A nurses’ union was recently ordered to pay $6.26 million to Riverside Community Hospital in a dispute over a 2020 nurses’ strike.

An independent arbitrator on May 31 ordered the local nurses union, SEIU Local 121RN, to pay the fine to cover the cost of replacement workers during the nurses’ 10-day strike over staffing and protective equipment shortages just six months after the coronavirus pandemic began in June 2020.

It is the second half of a May 2023 arbitrator’s decision, which found that nurses from SEIU Local 121RN – which represents 9,000 nurses and health care workers in Southern California – had not followed due process set out in their contract before the strike, the hospital said in a press release.

The hospital also argued that the reasons for the strike were not included in the hospital’s contract because nurses had raised concerns about personal protective equipment.

In a June 13 press release, Jackie Van Blaricum, president of HCA Healthcare’s Far West Division and the hospital’s CEO during the strike, said the union’s call for a strike showed “reckless disregard” for the community.

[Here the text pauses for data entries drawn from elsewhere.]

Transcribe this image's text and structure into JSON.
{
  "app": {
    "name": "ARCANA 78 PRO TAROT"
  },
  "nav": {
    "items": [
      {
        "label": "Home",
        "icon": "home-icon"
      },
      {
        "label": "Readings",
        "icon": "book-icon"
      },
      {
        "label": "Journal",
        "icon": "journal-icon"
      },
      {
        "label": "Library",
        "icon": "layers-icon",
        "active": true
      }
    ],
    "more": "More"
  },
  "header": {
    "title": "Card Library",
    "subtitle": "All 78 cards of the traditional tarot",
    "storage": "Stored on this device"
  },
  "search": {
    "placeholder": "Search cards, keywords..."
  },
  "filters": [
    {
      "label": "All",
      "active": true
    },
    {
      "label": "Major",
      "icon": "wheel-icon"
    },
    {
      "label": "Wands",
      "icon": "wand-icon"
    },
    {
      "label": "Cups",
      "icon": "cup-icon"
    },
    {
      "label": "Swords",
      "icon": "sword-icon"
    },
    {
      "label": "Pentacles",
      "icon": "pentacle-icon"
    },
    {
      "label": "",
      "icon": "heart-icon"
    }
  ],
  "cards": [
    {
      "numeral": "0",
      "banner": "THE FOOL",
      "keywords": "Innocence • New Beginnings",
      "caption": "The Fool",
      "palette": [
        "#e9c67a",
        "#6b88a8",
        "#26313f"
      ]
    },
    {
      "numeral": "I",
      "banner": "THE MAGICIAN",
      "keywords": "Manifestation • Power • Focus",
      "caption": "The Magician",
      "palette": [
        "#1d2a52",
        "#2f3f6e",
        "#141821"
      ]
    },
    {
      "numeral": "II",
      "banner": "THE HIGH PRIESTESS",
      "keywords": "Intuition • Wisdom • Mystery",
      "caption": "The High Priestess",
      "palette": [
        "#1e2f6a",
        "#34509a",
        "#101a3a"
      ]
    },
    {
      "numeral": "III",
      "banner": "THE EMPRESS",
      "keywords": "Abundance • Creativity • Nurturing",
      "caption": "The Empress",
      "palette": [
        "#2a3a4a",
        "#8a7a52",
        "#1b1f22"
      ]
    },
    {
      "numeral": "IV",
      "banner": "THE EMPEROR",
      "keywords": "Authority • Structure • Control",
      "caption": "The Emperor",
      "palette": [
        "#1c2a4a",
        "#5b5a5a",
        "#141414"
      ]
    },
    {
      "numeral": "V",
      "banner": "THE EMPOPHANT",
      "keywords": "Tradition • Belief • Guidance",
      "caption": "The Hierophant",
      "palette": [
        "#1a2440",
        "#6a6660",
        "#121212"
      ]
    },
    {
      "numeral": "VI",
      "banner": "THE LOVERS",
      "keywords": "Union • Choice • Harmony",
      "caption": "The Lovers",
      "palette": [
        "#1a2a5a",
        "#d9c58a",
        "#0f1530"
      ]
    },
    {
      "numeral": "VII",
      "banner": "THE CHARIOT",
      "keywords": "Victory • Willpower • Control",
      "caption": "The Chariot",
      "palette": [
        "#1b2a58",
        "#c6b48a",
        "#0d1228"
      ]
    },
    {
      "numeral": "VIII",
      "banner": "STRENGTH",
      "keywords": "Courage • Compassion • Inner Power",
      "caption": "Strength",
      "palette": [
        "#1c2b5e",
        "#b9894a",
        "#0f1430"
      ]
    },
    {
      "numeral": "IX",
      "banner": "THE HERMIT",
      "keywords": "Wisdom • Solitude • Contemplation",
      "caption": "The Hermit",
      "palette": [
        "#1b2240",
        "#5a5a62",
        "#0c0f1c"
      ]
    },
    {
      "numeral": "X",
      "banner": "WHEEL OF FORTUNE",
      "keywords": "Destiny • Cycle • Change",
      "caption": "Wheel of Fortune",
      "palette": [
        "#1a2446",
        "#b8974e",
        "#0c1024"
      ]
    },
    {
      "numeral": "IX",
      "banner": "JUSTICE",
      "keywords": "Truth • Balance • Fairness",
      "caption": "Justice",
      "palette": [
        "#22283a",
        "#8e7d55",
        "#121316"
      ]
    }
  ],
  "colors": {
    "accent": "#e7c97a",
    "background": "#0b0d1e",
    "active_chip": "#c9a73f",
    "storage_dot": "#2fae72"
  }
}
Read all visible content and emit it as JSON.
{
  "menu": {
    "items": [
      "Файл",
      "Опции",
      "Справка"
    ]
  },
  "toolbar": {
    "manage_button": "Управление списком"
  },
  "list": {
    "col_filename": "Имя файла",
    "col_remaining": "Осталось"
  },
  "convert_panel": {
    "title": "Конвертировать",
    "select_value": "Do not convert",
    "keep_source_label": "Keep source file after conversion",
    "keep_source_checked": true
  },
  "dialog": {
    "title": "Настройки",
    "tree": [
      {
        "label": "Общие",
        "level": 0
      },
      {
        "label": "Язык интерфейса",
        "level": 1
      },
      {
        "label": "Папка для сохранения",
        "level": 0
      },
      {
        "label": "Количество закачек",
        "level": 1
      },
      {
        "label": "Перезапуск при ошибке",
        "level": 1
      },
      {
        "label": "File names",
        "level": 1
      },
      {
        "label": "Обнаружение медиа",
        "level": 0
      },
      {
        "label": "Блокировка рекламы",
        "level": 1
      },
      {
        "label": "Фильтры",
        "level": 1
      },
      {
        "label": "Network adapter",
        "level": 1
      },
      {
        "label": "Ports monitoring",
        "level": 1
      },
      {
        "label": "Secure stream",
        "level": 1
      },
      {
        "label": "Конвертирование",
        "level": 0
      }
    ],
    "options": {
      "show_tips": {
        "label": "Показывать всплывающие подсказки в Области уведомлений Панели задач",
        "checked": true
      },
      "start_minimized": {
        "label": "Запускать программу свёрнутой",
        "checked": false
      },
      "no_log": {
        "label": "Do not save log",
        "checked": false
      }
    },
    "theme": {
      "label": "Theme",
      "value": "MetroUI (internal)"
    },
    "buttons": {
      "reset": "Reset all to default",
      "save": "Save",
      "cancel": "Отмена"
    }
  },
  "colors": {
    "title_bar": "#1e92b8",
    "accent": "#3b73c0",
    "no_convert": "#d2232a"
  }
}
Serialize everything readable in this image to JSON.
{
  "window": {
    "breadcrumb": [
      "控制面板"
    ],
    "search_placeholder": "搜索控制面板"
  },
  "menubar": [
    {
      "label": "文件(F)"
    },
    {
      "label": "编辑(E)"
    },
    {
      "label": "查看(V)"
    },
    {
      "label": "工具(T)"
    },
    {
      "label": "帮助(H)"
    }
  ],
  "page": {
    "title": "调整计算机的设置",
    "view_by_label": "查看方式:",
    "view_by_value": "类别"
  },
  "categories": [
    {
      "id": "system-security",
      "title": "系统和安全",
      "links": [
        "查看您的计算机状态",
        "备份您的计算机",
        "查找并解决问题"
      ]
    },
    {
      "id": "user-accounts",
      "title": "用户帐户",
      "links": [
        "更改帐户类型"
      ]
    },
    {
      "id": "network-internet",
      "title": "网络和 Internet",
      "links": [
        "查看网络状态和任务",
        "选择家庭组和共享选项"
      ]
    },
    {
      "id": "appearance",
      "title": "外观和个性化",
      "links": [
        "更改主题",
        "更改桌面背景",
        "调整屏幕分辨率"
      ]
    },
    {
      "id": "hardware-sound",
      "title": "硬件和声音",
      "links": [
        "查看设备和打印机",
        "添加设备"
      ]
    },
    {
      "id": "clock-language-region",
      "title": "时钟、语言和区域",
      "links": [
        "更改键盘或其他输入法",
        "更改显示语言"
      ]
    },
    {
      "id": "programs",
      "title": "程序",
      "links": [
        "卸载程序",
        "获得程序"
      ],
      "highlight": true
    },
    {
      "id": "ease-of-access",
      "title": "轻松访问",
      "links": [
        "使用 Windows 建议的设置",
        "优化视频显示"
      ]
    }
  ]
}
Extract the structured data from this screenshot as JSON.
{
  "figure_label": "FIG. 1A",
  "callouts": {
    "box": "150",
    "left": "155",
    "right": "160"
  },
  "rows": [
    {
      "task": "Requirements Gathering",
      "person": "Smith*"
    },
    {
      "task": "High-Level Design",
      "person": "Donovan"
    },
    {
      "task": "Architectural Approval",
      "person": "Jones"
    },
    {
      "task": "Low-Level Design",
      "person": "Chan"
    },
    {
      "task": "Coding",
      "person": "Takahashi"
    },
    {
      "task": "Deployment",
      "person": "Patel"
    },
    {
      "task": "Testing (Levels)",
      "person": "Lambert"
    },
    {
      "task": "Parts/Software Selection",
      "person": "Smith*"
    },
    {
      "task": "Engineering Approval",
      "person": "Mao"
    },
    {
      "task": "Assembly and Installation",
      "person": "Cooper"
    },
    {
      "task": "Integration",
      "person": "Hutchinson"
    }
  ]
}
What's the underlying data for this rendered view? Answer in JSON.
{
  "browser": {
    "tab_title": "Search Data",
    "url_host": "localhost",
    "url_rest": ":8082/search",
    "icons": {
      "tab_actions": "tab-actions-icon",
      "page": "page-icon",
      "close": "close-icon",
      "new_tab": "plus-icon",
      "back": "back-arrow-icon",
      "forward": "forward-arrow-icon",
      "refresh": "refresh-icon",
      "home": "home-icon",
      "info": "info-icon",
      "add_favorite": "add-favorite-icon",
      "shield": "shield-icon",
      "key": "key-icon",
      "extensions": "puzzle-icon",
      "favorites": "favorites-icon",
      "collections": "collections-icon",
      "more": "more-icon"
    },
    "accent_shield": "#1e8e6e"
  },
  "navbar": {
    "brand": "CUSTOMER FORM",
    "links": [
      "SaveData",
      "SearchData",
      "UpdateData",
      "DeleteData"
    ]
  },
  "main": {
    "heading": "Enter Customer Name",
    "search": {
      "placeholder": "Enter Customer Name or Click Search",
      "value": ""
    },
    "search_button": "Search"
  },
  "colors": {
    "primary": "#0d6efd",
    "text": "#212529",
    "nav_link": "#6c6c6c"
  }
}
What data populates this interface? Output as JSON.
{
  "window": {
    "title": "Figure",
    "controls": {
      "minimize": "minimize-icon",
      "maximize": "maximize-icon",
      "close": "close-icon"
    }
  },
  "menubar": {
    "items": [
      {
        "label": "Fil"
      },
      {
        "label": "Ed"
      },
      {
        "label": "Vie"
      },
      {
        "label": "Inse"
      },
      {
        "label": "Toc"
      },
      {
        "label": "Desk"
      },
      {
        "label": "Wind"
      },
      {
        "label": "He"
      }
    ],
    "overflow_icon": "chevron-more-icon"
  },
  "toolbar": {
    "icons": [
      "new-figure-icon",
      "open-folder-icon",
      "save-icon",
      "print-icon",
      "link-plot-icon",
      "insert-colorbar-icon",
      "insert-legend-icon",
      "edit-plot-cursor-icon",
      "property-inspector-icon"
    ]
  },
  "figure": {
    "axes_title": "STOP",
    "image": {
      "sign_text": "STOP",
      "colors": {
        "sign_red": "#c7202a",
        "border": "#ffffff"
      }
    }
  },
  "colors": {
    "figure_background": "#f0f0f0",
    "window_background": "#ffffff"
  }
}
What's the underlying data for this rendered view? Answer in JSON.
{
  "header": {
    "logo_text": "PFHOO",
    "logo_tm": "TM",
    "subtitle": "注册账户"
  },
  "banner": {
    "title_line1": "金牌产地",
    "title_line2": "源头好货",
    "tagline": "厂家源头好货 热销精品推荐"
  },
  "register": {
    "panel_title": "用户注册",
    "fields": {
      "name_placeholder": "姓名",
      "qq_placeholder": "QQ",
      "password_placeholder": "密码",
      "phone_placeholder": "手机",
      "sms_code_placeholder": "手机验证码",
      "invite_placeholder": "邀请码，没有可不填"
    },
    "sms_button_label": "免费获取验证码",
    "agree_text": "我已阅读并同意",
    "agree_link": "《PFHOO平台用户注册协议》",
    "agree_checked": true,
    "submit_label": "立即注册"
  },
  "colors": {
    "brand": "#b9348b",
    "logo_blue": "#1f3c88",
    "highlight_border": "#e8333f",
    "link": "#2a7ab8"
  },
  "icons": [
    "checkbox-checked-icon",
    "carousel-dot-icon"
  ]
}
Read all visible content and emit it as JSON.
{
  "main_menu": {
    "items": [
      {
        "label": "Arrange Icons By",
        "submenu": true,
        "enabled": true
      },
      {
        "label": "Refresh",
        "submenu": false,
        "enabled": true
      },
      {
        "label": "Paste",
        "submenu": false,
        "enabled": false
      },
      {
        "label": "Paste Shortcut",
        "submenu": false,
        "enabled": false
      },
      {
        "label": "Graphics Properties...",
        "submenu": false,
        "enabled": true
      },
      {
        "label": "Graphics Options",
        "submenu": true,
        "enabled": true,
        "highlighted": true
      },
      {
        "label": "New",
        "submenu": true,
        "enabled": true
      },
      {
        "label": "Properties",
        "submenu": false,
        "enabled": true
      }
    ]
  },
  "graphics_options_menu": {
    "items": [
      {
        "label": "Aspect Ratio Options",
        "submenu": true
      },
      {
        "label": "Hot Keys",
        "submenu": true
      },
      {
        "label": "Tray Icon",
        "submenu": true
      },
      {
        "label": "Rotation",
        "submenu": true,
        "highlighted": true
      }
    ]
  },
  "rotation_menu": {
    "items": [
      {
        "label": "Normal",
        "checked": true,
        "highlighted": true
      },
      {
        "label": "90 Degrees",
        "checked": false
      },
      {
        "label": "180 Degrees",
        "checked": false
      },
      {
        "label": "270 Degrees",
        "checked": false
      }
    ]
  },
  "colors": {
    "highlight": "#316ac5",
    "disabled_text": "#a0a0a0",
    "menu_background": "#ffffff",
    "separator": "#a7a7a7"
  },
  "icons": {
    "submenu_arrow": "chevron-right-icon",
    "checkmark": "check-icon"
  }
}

However, union executive director Rosanna Mendez insists that the union has not violated its contract with the hospital and plans to “take all available measures to reverse the decision.”

She said the union began discussions with the hospital about staff shortages and reached a staffing agreement in May 2019 that runs until May 2020.

The union had tried to extend the contract before it expired in May 2020, but the hospital rejected all attempts to negotiate an extension, Mendez said, and the union announced a strike shortly thereafter.

She also defended the nurses’ demand for more personal protective equipment during the strike.

In a 2020 union press release, several nurses described the hectic conditions in the hospital during the pandemic.

Some said they were not given a break for up to eight hours, while others said they were sometimes required to stay with patients for five to seven hours at a time, leaving dozens of other patients unattended. In addition, one nurse said many of her colleagues had contracted COVID-19 due to a lack of safety measures, and two staff members had died.

“In the midst of a global pandemic, nurses are experiencing traumatic experiences on a daily basis,” Mendez said. “To expect nurses not to talk about personal protective equipment is outrageous.”